Archives pour l'étiquette foi

« La vraie foi est celle qui se traduit et se prouve par les œuvres »

Lire l’évangile du Deuxième dimanche de Pâques (Jn 20, 19-31)

« Rendez grâce au Seigneur, car il est bon, car éternel est son amour ! » (Ps 118, 1), avec le refrain du psaume d’aujourd’hui, le pape Saint Jean Paul II commençait son homélie de canonisation de sainte Faustine Kowalska, le 30 avril de l’année 2000, et il le disait en latin, parce qu’en latin le refrain dit « car éternelle est sa Miséricorde ». C’est à partir de cette date que le deuxième dimanche de Pâques a reçu le titre de Dimanche de la Divine Miséricorde, comme le Seigneur l’avait demandé à Sainte Faustine dans une des révélations.

 « Ma Fille, dis que je suis l’Amour et la Miséricorde en personne », demandera Jésus à Sœur Faustine (Journal, 374) et dans une autre vision, le Seigneur lui a dit : « L’humanité n’aura de paix que lorsqu’elle s’adressera avec confiance à la Divine Miséricorde » (Journal, p. 132).

Demandons en ce dimanche à Dieu qui est Plein de Miséricorde la grâce de la Paix pour notre monde aujourd’hui.

Alors, depuis très tôt dans l’histoire l’Eglise a lu dans ce dimanche qui suit celui de la Résurrection, l’évangile de l’apparition à Saint Thomas, apôtre.

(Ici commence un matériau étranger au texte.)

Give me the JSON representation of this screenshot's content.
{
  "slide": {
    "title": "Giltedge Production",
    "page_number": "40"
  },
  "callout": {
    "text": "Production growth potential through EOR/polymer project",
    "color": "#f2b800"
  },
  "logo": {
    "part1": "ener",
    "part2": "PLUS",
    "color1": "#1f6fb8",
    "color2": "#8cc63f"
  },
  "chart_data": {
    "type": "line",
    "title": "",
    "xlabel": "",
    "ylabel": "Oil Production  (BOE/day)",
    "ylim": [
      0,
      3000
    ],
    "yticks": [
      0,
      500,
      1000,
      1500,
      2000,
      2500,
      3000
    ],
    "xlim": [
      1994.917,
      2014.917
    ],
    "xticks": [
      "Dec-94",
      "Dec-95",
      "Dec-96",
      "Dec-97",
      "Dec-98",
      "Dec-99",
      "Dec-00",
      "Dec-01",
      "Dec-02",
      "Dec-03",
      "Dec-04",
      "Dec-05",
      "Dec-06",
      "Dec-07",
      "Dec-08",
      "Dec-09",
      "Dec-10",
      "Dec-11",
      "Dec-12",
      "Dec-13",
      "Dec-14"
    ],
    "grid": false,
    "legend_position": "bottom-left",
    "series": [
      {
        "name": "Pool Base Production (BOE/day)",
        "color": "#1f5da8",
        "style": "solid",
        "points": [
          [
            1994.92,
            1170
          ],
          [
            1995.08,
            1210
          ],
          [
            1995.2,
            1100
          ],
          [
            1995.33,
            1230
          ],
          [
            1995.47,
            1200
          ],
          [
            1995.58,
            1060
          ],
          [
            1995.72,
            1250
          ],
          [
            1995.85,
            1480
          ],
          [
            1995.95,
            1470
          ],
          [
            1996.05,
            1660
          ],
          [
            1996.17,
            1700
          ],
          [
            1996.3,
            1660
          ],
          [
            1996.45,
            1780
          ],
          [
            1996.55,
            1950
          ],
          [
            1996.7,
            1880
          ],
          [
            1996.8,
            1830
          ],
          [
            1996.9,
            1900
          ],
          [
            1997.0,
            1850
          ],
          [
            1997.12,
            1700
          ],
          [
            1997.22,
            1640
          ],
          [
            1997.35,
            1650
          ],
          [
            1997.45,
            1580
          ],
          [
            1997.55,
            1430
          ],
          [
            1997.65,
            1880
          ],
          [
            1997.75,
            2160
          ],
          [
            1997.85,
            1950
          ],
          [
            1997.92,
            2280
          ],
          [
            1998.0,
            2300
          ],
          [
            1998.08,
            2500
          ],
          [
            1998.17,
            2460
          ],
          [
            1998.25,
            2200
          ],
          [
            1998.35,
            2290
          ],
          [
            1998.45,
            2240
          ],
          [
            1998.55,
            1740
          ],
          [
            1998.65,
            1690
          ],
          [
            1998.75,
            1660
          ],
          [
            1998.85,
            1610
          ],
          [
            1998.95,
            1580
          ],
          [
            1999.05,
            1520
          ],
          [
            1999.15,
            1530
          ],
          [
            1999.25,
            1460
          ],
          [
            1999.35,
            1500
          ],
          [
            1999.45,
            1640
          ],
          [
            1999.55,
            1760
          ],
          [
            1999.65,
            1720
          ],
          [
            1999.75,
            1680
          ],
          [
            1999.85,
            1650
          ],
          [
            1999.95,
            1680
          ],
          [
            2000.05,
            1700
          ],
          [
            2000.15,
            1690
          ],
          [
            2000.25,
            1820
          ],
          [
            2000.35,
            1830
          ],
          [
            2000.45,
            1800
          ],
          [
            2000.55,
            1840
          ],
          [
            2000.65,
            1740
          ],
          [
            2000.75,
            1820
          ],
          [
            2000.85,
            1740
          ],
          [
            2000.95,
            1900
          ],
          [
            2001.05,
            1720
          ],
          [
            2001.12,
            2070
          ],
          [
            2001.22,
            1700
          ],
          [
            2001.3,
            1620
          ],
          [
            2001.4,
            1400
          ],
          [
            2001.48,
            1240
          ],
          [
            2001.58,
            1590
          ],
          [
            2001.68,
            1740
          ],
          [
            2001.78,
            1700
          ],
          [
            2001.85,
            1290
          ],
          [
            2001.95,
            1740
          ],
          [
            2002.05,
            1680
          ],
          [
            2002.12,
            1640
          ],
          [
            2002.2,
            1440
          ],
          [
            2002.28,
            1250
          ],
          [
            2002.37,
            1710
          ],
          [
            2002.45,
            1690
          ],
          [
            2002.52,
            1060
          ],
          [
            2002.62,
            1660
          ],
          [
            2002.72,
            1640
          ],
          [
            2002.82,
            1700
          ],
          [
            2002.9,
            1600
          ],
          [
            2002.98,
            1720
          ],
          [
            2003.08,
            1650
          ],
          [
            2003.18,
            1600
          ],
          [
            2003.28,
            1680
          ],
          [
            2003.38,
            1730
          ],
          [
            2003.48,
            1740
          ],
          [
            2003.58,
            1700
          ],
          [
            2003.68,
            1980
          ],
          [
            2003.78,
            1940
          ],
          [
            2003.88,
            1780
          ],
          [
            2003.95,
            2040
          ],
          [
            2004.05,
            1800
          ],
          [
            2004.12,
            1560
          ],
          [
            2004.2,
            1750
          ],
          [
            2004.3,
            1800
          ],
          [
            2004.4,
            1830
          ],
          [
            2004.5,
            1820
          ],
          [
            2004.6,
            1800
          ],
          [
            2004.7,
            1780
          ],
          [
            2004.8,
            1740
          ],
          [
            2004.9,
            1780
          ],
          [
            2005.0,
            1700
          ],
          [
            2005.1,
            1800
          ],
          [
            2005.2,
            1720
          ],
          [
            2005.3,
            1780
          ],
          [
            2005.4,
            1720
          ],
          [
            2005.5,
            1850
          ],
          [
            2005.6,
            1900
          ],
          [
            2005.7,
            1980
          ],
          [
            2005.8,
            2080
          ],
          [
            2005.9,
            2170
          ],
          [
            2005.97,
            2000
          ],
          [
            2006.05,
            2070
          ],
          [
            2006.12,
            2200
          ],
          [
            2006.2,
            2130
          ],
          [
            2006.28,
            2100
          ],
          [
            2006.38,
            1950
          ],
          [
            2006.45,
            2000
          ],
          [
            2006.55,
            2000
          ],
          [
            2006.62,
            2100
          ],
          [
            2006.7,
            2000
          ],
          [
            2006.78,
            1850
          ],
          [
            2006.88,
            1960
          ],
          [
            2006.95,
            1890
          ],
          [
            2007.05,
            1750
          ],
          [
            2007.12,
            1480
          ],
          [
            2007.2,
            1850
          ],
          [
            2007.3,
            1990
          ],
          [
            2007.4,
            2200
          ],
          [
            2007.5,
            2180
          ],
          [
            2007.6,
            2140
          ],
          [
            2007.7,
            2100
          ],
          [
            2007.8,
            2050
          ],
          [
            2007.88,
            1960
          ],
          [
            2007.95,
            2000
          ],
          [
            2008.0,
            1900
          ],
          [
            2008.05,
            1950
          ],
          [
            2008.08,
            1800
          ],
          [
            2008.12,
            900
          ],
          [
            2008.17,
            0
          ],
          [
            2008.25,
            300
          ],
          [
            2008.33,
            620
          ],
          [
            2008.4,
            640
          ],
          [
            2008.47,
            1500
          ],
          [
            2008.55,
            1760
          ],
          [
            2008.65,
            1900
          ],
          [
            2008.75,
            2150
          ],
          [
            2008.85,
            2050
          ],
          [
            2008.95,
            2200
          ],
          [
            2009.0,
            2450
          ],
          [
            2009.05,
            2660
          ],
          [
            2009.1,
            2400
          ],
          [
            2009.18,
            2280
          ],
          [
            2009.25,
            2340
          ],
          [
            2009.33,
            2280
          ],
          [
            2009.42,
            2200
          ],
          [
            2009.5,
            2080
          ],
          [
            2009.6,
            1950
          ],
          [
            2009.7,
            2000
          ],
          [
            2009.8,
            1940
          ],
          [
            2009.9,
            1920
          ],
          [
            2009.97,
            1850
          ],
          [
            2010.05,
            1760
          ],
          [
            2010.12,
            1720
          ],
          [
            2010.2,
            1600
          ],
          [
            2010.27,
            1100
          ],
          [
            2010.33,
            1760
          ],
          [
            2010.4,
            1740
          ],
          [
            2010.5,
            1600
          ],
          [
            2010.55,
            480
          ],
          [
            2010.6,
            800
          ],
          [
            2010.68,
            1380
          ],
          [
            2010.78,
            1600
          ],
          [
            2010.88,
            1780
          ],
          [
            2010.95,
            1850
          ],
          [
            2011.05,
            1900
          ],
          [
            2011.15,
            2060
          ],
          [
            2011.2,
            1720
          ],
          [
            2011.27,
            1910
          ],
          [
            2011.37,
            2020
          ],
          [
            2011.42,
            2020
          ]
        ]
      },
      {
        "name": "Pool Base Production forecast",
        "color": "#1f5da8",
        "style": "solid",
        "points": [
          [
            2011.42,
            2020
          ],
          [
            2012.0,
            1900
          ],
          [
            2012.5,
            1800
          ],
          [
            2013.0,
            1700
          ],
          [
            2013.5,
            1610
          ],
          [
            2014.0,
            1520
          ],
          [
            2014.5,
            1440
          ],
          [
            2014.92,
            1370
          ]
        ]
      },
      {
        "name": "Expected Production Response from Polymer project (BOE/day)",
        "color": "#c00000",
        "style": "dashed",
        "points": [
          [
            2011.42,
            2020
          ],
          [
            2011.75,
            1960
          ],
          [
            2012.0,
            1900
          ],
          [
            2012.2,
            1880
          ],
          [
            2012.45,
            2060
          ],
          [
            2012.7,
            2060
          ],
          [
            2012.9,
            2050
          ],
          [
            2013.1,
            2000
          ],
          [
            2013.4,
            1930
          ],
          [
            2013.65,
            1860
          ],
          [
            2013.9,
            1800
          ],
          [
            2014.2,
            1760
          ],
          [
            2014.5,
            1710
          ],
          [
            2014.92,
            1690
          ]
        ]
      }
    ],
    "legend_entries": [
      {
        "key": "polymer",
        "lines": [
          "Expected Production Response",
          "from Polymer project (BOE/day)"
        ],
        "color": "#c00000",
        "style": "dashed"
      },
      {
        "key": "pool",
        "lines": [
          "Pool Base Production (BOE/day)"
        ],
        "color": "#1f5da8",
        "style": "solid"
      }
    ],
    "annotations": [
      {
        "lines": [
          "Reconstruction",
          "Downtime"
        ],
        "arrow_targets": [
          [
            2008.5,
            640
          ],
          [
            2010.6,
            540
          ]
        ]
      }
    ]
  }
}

Comme nous l’avons entendu, l’évangile est divisé en deux moments, le dimanche même de la Résurrection (lorsque Jésus donne le pouvoir de pardonner les péchés, Il crée à ce moment-là le sacrement de la Miséricorde, le sacrement du Pardon, la confession) mais Thomas n’était pas là.

Huit jours plus tard, nous dit l’évangile (c’est-à-dire aujourd’hui), le Seigneur Jésus vient, alors que les portes étaient verrouillées, et il était là au milieu d’eux (avec ces paroles, saint Jean veut dire que Notre Seigneur est apparu subitement au milieu d’eux. Il revient pour confirmer sa résurrection à Thomas, observons que l’apôtre avait dit lorsqu’il est revenu à la maison (peut-être, le même dimanche ou quelques jours plus tard) « Si je ne vois pas dans ses mains la marque des clous, si je ne mets pas mon doigt dans la marque des clous, si je ne mets pas la main dans son côté, non, je ne croirai pas ! » ; Notre Seigneur utilisera presque les mêmes paroles « Avance ton doigt ici, et vois mes mains ; avance ta main, et mets-la dans mon côté : cesse d’être incrédule, sois croyant. ». Cela montre que Jésus était présent spirituellement, évidemment, au moment où Thomas avait dit ces paroles.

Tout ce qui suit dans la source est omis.